[Sca-cooks] Use of Yeast

Sam Wallace guillaumedep at gmail.com
Tue Jun 24 10:49:12 PDT 2014


When digging up recipes for rock fish, I found some that called for yeast.
Here are two examples:

To seeth Roches, Flounders, or Eeles.
MAke ye good broth with newe Yeast, put therein Uergious, Salt, Parsley, a
litle Time, and not so much Rosemarie and pepper.
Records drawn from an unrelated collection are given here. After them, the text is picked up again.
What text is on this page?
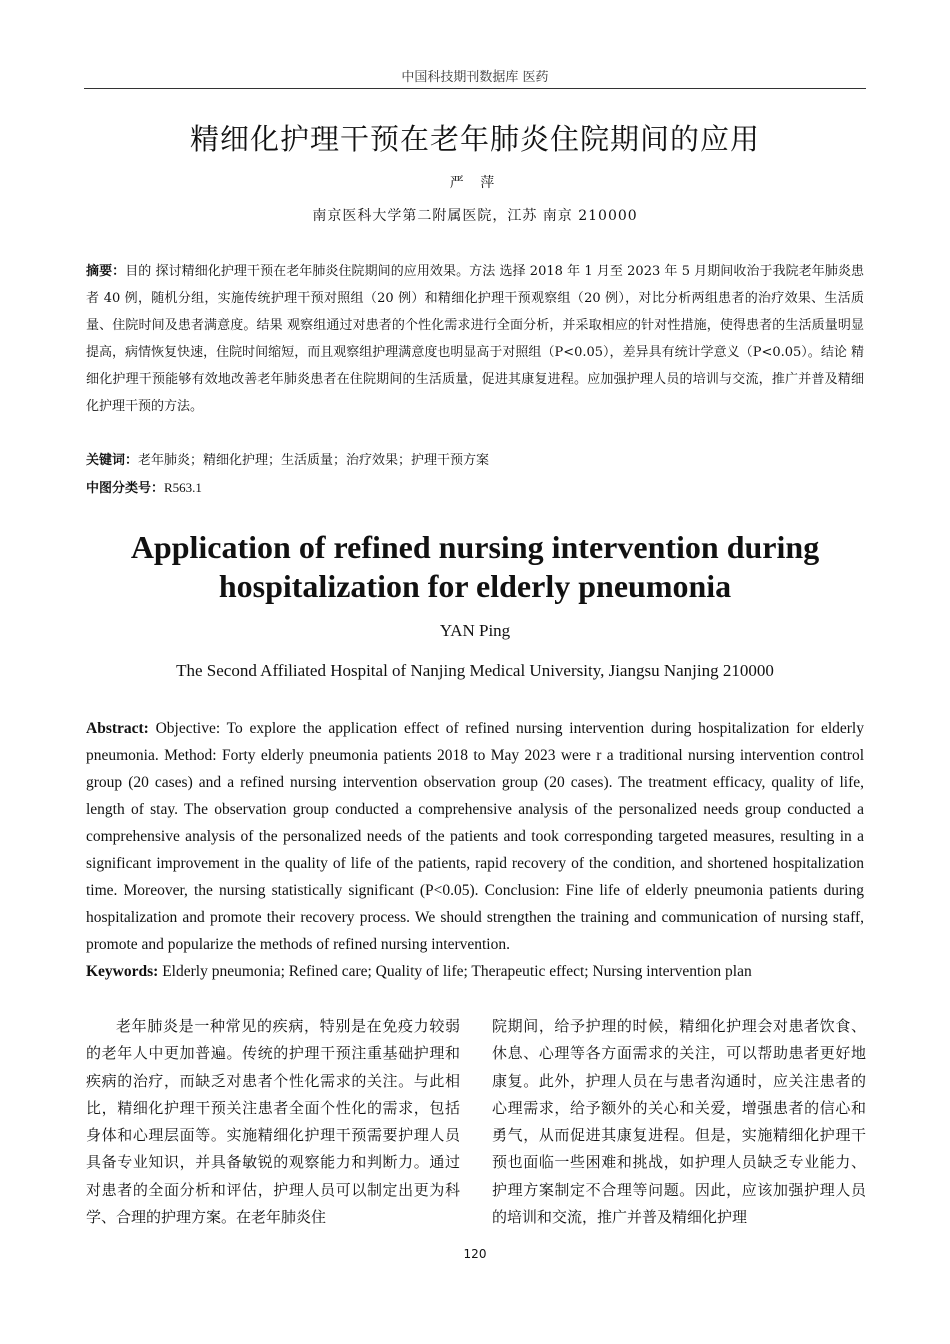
中国科技期刊数据库 医药
精细化护理干预在老年肺炎住院期间的应用
严 萍
南京医科大学第二附属医院，江苏 南京 210000
摘要：目的 探讨精细化护理干预在老年肺炎住院期间的应用效果。方法 选择 2018 年 1 月至 2023 年 5 月期间收治于我院老年肺炎患者 40 例，随机分组，实施传统护理干预对照组（20 例）和精细化护理干预观察组（20 例），对比分析两组患者的治疗效果、生活质量、住院时间及患者满意度。结果 观察组通过对患者的个性化需求进行全面分析，并采取相应的针对性措施，使得患者的生活质量明显提高，病情恢复快速，住院时间缩短，而且观察组护理满意度也明显高于对照组（P<0.05），差异具有统计学意义（P<0.05）。结论 精细化护理干预能够有效地改善老年肺炎患者在住院期间的生活质量，促进其康复进程。应加强护理人员的培训与交流，推广并普及精细化护理干预的方法。
关键词：老年肺炎；精细化护理；生活质量；治疗效果；护理干预方案
中图分类号：R563.1
Application of refined nursing intervention during hospitalization for elderly pneumonia
YAN Ping
The Second Affiliated Hospital of Nanjing Medical University, Jiangsu Nanjing 210000
Abstract: Objective: To explore the application effect of refined nursing intervention during hospitalization for elderly pneumonia. Method: Forty elderly pneumonia patients 2018 to May 2023 were r a traditional nursing intervention control group (20 cases) and a refined nursing intervention observation group (20 cases). The treatment efficacy, quality of life, length of stay. The observation group conducted a comprehensive analysis of the personalized needs group conducted a comprehensive analysis of the personalized needs of the patients and took corresponding targeted measures, resulting in a significant improvement in the quality of life of the patients, rapid recovery of the condition, and shortened hospitalization time. Moreover, the nursing statistically significant (P<0.05). Conclusion: Fine life of elderly pneumonia patients during hospitalization and promote their recovery process. We should strengthen the training and communication of nursing staff, promote and popularize the methods of refined nursing intervention.
Keywords: Elderly pneumonia; Refined care; Quality of life; Therapeutic effect; Nursing intervention plan
老年肺炎是一种常见的疾病，特别是在免疫力较弱的老年人中更加普遍。传统的护理干预注重基础护理和疾病的治疗，而缺乏对患者个性化需求的关注。与此相比，精细化护理干预关注患者全面个性化的需求，包括身体和心理层面等。实施精细化护理干预需要护理人员具备专业知识，并具备敏锐的观察能力和判断力。通过对患者的全面分析和评估，护理人员可以制定出更为科学、合理的护理方案。在老年肺炎住
院期间，给予护理的时候，精细化护理会对患者饮食、休息、心理等各方面需求的关注，可以帮助患者更好地康复。此外，护理人员在与患者沟通时，应关注患者的心理需求，给予额外的关心和关爱，增强患者的信心和勇气，从而促进其康复进程。但是，实施精细化护理干预也面临一些困难和挑战，如护理人员缺乏专业能力、护理方案制定不合理等问题。因此，应该加强护理人员的培训和交流，推广并普及精细化护理
120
So set it on the fyre and
boyle it, & when it is wel boyled, put in Roches, Flounders, Eles, and a
quantitie of sweet Butter.
- The good Huswifes Handmaide for the Kitchin

A Pyke sauce for a Pyke, Breme, Perche, Roche, Carpe, Eles, Floykes and al
maner of brouke fyshe.
Take a posye of Rosemary and time and bynde them together, and put in also
a quantitye of perselye not bounde, and put into the caudron of water,
salte and yeste, and the herbes, and lette them boyle a pretye whyle, then
putte in the fysshe and a good quantitye of butter, and let them boyle a
good season, and you shall have good Pyke sauce....
- A Proper newe Booke of Cokerye

What are we talking about here? Is this dregs from a wine or ale barrel or
is it bread yeast in sugar water? Any ideas?